Facts
- Goldcorp Exchange Ltd sold gold bullion to customers, claiming it would hold purchased gold on their behalf.
- The company did not keep separated or specifically marked reserves of gold for each customer.
- All gold was combined into a general stock, which proved insufficient to meet all customer claims when Goldcorp failed.
- Customers believed they had ownership of specific gold, but no physical separation or marking took place.
Issues
- Whether a valid trust could be established in favour of customers without specific, identified gold being separated or earmarked for them.
- Whether the company's general, unallocated pool of gold could satisfy the trust requirement of certainty of subject matter.
- Whether customers could be treated as beneficiaries or only as unsecured creditors when assets were commingled and not separately identified.
Decision
- The Privy Council held that no valid trusts were created for the customers.
- The absence of separately identified and marked gold for individual customers meant trust property was not sufficiently certain.
- Customers could not claim specific assets and were therefore treated as unsecured creditors of Goldcorp Exchange Ltd.
Legal Principles
- A fundamental requirement of trust law is the certainty of subject matter: trust assets must be clearly identified and, for physical goods, separated or specifically marked.
- Failure to separate or earmark physical assets for beneficiaries prevents the creation of a valid trust.
- Commercial arrangements purporting to hold assets for others must comply with trust law’s strict separation and identification requirements.

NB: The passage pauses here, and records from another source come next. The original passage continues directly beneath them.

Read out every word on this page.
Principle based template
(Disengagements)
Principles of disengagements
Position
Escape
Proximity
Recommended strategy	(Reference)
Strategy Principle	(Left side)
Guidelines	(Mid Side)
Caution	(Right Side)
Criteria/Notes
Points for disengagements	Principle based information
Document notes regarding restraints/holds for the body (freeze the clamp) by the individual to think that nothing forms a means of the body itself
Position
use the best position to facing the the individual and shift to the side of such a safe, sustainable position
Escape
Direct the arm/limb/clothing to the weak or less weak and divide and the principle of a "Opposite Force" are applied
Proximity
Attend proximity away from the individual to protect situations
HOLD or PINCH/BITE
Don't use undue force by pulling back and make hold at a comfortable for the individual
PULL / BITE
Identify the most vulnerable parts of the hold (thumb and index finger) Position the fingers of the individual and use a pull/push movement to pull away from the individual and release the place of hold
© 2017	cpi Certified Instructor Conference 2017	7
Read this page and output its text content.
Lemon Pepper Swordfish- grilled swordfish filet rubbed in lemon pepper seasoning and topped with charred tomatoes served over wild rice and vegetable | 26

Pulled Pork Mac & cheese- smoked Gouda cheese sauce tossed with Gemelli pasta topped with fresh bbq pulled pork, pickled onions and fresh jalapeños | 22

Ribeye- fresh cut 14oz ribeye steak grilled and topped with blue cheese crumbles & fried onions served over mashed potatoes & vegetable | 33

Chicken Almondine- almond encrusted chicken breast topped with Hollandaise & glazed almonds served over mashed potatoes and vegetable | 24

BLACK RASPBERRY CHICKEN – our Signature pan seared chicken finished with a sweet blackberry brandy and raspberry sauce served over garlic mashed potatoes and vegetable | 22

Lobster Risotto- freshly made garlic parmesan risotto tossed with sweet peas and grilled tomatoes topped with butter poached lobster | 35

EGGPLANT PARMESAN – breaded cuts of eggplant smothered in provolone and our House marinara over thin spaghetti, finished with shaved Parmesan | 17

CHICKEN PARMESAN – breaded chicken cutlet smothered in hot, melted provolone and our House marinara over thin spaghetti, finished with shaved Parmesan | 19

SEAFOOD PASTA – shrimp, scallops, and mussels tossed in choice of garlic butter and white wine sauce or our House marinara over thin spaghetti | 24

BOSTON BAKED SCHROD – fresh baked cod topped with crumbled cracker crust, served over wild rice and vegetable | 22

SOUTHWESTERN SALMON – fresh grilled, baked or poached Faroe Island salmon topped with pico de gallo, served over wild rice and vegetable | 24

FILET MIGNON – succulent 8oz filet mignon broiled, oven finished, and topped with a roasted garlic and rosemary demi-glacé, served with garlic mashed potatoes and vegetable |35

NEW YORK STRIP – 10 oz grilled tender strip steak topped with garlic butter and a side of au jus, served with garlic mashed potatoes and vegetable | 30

- The case distinguishes between physical assets, which require physical separation (as reaffirmed in Re London Wine Co (Shippers) Ltd), and intangible, interchangeable assets like shares, where separation is not always required (as seen in Hunter v Moss).
Conclusion
The Privy Council's decision in Re Goldcorp Exchange Ltd confirms that a trust over physical property fails without clear, separated, and identified trust assets. Customers without specific allocation became unsecured creditors, highlighting the importance of strict compliance with trust law requirements for certainty of subject matter in commercial dealings.